Потому что если в большом лонгриде или тем более фильме есть что-то важное, это важное в любом случае станет новостью на нескольких ресурсах, которые я читаю — на том же РБК или Медузе, — и потом расползется по соцсетям. И если бы в фильме Джемаля и Расторгуева было бы показано, как наемники Вагнера охраняют золотые прииски, в лентах была бы именно такая новость — мол, охраняют. И еще один вопрос — насколько важна и значима именно эта новость, и что в ней интересного.

Мы живем какими-то мифами о журналистике. О расследованиях, которые могут менять ход истории, о страшной правде, которая, если ее раскрыть, может вызвать всеобщее потрясение, но по факту происходит так, что мы и сами заранее в курсе, что все плохо, и к черту подробности. Противоречие между нашим представлением о журналистике и тем, чем она уже сейчас стала — это отдельная и очень важная проблема, о которой я попытался написать для Republic.

И в государственном, и условно независимом, и в действительно независимом СМИ редакторы бы на идею Джемаля о расследовании про «Вагнера» отреагировали одинаково — мол, да зачем это, не нужно, неинтересно. И репортеру в этом случае тоже остается только один путь — вот в ту полулегальную пропагандистскую редакцию, чьи организационные недостатки компенсируются смелостью и эмигрантскими деньгами.

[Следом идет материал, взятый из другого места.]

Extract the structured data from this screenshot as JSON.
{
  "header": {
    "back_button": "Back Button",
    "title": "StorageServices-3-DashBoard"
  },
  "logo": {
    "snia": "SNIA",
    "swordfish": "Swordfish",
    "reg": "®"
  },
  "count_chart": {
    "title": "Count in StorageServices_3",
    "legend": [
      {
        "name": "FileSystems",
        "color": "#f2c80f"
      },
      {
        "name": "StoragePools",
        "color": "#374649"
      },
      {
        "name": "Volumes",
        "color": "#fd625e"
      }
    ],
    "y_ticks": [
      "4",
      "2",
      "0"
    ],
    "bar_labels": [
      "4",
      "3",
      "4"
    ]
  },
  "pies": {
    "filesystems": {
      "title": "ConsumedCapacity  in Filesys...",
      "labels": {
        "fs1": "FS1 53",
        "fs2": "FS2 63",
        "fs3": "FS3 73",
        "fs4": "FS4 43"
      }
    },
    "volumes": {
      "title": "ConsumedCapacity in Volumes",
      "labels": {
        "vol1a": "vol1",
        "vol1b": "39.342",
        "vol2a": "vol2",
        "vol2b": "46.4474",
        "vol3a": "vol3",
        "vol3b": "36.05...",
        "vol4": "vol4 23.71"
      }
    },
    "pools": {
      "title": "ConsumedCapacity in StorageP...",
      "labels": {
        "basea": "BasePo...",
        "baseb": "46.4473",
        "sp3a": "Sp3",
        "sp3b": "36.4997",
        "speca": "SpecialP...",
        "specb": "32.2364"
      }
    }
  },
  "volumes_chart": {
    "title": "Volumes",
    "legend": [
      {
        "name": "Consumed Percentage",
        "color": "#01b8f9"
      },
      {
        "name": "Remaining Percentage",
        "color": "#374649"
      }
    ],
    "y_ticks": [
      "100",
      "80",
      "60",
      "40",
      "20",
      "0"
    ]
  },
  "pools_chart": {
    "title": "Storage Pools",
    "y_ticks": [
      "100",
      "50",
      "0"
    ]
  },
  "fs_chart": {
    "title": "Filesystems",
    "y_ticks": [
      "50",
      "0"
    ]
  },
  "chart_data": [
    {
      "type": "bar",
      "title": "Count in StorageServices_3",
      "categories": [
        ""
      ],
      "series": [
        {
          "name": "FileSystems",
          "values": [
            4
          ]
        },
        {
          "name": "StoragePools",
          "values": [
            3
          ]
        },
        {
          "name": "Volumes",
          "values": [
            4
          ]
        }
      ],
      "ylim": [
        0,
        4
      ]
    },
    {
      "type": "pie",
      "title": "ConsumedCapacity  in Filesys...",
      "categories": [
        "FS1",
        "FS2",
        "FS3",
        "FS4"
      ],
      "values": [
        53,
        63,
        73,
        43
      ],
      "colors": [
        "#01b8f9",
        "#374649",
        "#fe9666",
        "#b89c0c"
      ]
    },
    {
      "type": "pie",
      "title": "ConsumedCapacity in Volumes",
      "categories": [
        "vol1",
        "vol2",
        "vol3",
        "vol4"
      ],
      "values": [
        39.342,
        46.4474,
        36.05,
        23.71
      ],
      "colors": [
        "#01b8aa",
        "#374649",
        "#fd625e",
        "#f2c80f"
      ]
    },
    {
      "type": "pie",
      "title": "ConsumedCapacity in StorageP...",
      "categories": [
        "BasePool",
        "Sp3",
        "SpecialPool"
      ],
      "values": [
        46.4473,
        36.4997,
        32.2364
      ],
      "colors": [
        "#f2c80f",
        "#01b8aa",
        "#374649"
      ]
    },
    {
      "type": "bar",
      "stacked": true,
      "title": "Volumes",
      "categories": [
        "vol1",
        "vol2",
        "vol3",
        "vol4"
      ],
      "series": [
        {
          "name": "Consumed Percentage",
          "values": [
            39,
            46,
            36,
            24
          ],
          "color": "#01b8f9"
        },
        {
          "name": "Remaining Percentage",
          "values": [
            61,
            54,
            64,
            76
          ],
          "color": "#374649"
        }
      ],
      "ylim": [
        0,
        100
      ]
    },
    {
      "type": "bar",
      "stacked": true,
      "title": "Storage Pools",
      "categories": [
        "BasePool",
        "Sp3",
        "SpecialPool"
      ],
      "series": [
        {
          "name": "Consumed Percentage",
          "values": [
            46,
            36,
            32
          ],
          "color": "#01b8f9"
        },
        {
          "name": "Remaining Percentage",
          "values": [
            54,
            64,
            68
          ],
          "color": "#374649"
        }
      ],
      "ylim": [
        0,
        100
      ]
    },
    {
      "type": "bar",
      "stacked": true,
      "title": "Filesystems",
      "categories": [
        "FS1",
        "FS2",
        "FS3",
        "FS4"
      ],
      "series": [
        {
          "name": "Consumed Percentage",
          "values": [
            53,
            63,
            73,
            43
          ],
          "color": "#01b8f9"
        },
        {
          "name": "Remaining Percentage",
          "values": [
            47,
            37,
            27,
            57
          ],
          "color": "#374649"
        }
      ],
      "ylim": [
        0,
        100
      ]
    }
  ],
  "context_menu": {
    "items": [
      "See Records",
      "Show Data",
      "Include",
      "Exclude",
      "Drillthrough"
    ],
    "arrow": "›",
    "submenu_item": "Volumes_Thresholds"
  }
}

Журналистика, — да, наверное, пока не вся, но, по крайней мере, та, которой занимался Орхан Джемаль, — будучи вытесненной из, назовем его так, основногомедиапространства, то есть из того, в котором сейчас сосуществуют и ТАСС, и РБК, и «Комсомолка», и «Дождь», — находит себя где-то между проектом «Ешкин крот» и проектом «Правозащита Открытой России». Оттуда, где жизни нет, она уходит туда, где жизнь странная, и в конце концов погибает. Если бы для больших СМИ существовала тема Пригожина, все сложилось бы иначе, но если бы тема Пригожина существовала для больших СМИ, то есть если бы не было этих восемнадцати лет истории отечественных медиа с зачистками, увольнениями, переформатированиями, спорами хозяйствующих субъектов — понятно, что это была бы другая страна, в которой и Пригожина как военно-политического субъекта просто не существовало бы. То есть это на самом деле одно и то же явление — «Вагнер», воюющий в ЦАР, и единственная, — вот такая, — редакция, которая не боится этой темы, и смерть как итог командировки.

 

Мнение автора может не совпадать с позицией редакции.